Audiences
The relationship of audience and spectacle was one of distance where the emotions were played upon by ingenious machines which sought to create startled astonishment. The relationship was similar in indoor Festivals. The narrator of the London celebrations in 1613, for instance, praised the masque for its spectacular scenes and wrote, “The starres moved in an exceeding strange and delightful manner, and I suppose fewe had seene more neate artifice than Master Inigo Jones shewed in contriving their motion”. By the seventeenth century, the nature and sequence of such scenes of illusion were pretty well fixed. The operas, ballets and masques required at least four standard sets: a seascape; a forest scene; a vision of hell; and the spectacle of heaven peopled by gods and choirs of celestial beings.

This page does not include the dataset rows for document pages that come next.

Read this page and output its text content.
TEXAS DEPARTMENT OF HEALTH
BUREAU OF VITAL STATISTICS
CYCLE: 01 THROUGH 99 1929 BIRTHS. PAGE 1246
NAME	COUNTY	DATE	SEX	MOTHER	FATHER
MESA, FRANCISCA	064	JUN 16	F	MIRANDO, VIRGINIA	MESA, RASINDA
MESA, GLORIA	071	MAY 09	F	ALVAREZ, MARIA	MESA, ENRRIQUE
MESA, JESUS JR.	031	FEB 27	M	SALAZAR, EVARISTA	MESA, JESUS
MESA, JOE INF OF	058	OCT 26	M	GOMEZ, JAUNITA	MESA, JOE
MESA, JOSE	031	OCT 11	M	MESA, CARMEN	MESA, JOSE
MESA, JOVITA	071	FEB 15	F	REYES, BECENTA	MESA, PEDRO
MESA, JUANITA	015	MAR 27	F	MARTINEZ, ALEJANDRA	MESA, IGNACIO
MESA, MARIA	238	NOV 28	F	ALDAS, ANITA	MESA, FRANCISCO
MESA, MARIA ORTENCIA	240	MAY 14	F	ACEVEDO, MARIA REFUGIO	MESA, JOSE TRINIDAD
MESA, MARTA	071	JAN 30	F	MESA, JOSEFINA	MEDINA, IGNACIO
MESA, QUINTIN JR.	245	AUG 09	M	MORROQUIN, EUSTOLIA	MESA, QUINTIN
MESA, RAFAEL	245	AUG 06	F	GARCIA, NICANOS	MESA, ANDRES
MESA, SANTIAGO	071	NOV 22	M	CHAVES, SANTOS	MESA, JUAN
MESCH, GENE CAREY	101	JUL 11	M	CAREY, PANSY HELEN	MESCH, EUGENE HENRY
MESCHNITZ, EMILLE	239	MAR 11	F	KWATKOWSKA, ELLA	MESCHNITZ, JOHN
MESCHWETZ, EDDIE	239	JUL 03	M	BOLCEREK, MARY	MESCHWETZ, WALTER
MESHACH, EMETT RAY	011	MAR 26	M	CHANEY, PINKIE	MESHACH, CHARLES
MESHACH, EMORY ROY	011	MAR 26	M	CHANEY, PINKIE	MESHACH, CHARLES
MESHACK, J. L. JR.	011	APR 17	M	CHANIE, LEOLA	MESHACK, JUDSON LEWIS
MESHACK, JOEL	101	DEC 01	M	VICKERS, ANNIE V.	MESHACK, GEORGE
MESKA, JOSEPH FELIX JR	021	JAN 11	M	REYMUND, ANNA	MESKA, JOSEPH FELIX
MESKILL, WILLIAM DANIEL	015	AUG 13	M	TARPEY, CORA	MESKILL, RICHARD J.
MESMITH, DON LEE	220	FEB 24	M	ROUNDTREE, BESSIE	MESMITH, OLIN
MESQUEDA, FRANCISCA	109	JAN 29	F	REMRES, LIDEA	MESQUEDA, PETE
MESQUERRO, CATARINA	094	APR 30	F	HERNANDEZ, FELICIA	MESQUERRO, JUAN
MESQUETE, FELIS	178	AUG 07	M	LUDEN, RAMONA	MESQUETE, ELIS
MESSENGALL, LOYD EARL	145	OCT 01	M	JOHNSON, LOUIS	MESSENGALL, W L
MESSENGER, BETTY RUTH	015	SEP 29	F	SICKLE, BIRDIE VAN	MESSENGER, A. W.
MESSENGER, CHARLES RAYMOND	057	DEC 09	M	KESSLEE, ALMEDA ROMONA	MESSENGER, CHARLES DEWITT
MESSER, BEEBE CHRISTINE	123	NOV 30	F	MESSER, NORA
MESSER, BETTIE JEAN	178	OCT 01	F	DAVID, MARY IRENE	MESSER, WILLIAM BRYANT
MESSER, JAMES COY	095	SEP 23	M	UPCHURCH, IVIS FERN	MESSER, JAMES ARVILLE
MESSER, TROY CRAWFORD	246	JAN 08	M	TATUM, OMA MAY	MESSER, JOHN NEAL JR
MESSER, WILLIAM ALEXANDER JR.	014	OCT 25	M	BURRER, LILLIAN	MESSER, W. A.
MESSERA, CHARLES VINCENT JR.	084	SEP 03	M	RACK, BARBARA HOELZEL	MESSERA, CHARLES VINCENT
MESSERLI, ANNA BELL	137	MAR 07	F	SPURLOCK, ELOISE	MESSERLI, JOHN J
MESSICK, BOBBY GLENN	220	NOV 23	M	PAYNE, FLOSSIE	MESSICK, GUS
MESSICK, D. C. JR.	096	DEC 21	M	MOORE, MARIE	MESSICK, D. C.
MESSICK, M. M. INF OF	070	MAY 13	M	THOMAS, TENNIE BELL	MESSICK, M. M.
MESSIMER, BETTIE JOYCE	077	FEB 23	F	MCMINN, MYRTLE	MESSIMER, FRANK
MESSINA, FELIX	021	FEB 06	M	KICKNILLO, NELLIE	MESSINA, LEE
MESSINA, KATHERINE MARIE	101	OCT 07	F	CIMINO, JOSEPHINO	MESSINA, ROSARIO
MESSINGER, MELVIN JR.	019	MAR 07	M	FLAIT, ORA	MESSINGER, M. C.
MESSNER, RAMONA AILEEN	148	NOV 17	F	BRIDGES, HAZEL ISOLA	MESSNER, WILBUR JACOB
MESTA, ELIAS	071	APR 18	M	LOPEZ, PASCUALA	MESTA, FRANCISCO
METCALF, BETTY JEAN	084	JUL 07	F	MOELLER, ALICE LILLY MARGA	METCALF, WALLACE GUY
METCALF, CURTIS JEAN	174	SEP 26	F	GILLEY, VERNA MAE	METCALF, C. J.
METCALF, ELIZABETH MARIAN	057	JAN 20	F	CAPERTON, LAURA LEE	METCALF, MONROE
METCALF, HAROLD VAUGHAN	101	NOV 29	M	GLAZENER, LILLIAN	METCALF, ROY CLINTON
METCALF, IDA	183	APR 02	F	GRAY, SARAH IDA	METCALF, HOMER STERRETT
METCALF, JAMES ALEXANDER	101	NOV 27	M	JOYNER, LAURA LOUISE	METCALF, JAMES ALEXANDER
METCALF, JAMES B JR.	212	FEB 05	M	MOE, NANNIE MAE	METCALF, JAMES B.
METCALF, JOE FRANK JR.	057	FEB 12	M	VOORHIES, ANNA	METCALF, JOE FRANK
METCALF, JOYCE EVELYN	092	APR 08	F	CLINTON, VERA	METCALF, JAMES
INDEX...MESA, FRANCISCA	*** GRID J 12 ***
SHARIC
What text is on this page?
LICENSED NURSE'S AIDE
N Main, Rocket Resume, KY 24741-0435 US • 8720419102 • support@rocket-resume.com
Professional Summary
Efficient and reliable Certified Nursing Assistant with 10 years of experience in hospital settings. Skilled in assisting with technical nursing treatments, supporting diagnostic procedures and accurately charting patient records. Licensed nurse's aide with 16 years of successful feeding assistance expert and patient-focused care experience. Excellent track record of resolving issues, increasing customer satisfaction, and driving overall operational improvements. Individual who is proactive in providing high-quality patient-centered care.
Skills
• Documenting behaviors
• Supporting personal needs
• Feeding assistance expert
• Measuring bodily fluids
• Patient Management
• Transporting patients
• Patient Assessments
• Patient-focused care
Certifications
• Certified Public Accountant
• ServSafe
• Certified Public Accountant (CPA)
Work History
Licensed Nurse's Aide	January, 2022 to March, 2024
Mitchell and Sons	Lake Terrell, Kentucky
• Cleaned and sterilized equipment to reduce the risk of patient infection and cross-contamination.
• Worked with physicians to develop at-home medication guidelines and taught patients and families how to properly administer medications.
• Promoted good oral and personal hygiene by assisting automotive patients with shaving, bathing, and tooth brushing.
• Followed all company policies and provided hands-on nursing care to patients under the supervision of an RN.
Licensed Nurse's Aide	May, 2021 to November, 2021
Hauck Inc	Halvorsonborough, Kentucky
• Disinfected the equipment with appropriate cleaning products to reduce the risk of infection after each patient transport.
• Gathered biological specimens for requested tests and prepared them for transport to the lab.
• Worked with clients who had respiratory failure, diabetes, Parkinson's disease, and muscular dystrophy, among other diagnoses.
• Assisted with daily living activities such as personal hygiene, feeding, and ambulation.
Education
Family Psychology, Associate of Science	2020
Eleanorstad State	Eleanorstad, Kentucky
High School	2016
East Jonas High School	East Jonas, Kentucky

This illustration (Illustration 26) shows a typical forest scene as staged for a ballet at Celle in 1653
Illustration 26
Illustration 27 shows a moderately tranquil vision of hell conjured up for an opera at Parma in 1628 to celebrate the marriage of Odoardo Farnese.
Illustration 27
Multiple examples of elaborate scenes of illusion can be found in these books. Their ambitious character is well conveyed in illustrations of a staged tournament at Ferrara in 1631.
Illustration 28 shows a representative scene
Illustration 28
Mars and Discord descend towards a stage where cloud and flames surround them; they intend to sow the seeds of the war that will initiate the action.
A second scene(Illustration 29) shows three knights in extraordinary garb entering with their pages to defend the cause of peace
Illustration 29
These are, perhaps, the most extravagant head-dresses ever worn by beings intending to fight. One wonders how the central figure managed to move at all! Clearly, for this Festival, there was scarcely room on stage for other performers, yet the theatre could often be cluttered up with princes who wanted to be close to the action, as in the climax to the opera in Vienna in 1652 celebrating the birth of the Spanish infanta.
This engraving of the scene (Illustration 30) shows the Emperor and his son Leopold King of Hungary installed on the stage, in fair proximity to the fighting about to break out.
Illustration 30
It is worth noting, in passing, the enormous audience closely packed – as it were – into the stalls and balcony.